ヒズボラの戦闘員は2006年の戦争中ずっとこの村にとどまっていた。イスラエル政府が任命した調査により、イスラエル軍は村を包囲しヒズボラに深刻な打撃を与えたにもかかわらず、命令どおりに村を占領できなかったことが判明した。戦争が終わる5日前まで、対戦車ミサイルが村から発射され続けていたと調査は述べている。

ワシントンの戦略国際問題研究所の上級副所長セス・G・ジョーンズ氏は、この地域はさまざまな意味で軍事的に重要であり、ヒズボラがイスラエルに向けて短距離ロケット弾を発射できる場所だと述べた。

「地上侵攻があった場合、これらの場所はヒズボラが防衛するか、イスラエル軍を弱体化させようとする最前線の場所となるだろう」と彼は語った。

2006年よりもはるかに勢力を強めたヒズボラは、現在の戦闘中、1.9キロ(1.18マイル)離れたイスラエルのシュトゥラ村やその近隣地域を含む、アイタ・アル・シャアブの国境を真向かいの標的への攻撃を発表している。

6月5日に撮影されたシュトゥラと近隣のイスラエルの村の衛星画像には、建物の目に見える被害は写っていない。イスラエル国防省は、5月のカルカリスト紙の報道によると、シュトゥラでは60軒の家屋が被害を受け、うち11軒が深刻な被害を受けたと述べた。同省はロイターのデータ提供要請には応じなかった。

イスラエルの税務当局によると、イスラエル北部全域で約2,000棟の建物が被害を受けた。国境を越えた地域では、約2,700棟の家屋が完全に破壊され、さらに2万2,000棟が被害を受けた。これは暫定的な数字ではあるものの、2006年の紛争時より大幅に少ないと南レバノン評議会は述べた。

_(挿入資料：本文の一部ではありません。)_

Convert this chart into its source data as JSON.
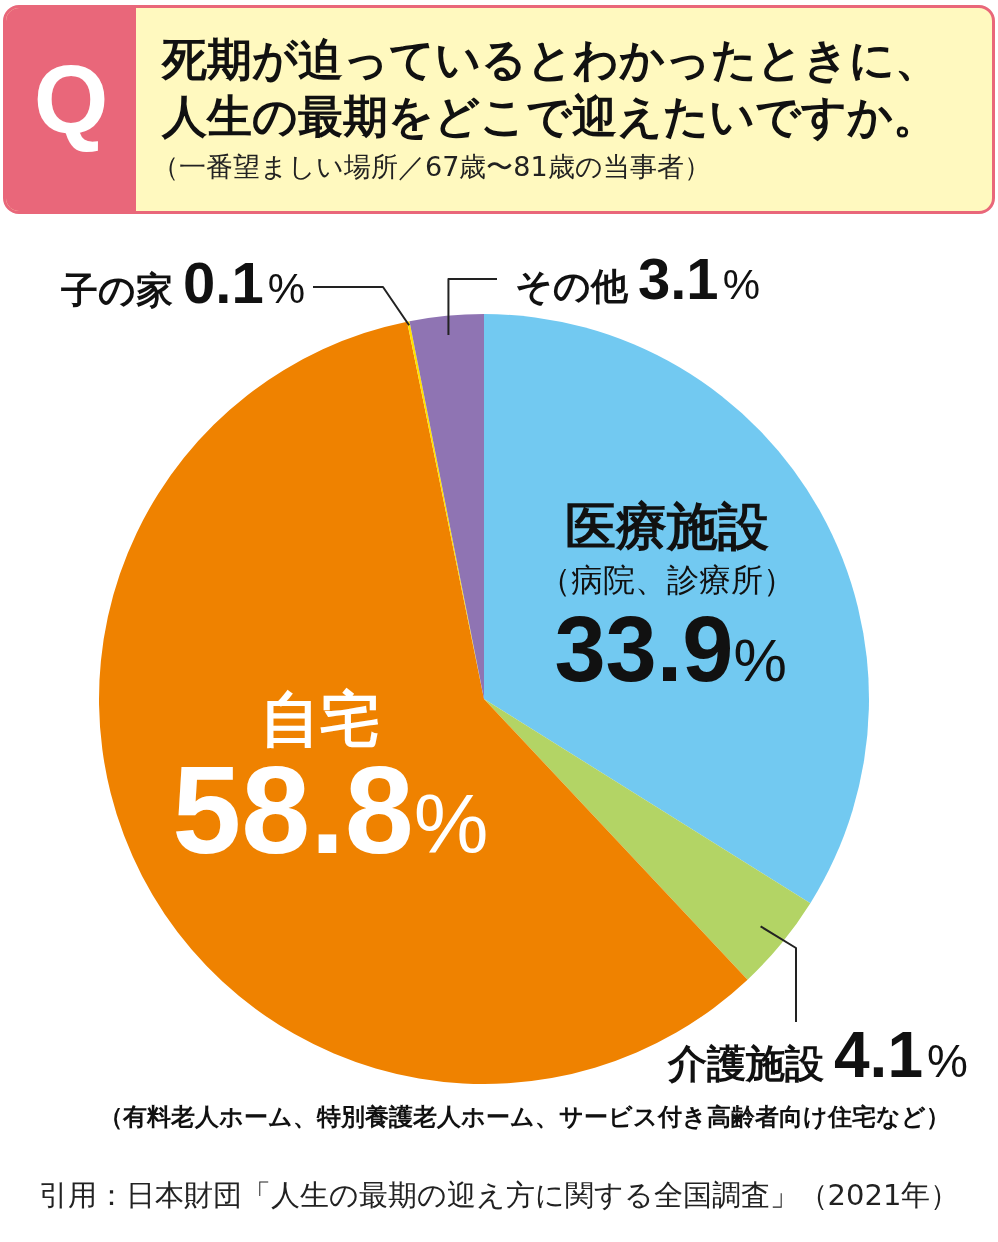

当局によると、戦闘により発生した火災は国境の両側にある数百ヘクタールの農地と森林に影響を及ぼした。

重兵器

ロンドン大学キングス・カレッジのアンドレアス・クリーク教授は、アイタ・アル・シャアブの構造的損傷は戦闘機やドローンによって投下された広範囲に及ぶ爆弾と一致していると述べた。同教授は、爆撃の画像から最大2,000ポンド(900キロ)の爆弾が投下されたことが示されたと述べた。

ヒズボラは頻繁に攻撃を発表しており、最大500キログラム(1,100ポンド)の弾頭を搭載した短距離弾頭ブルカンを時折使用している。ヒズボラが発表した攻撃の多くは、通常10キログラム未満の弾頭を搭載した対戦車誘導ロケットなど、はるかに小型の弾頭を搭載した兵器を使用している。

「ヒズボラの弾道ミサイルには、まだ使用されていないはるかに重い弾頭が搭載されている」とクリーク氏は語った。

イスラエル軍とヒズボラは兵器に関する質問には回答しなかった。

クリッグ氏は、ヒズボラの目的はイスラエルの民間人を追い出すことだと語った。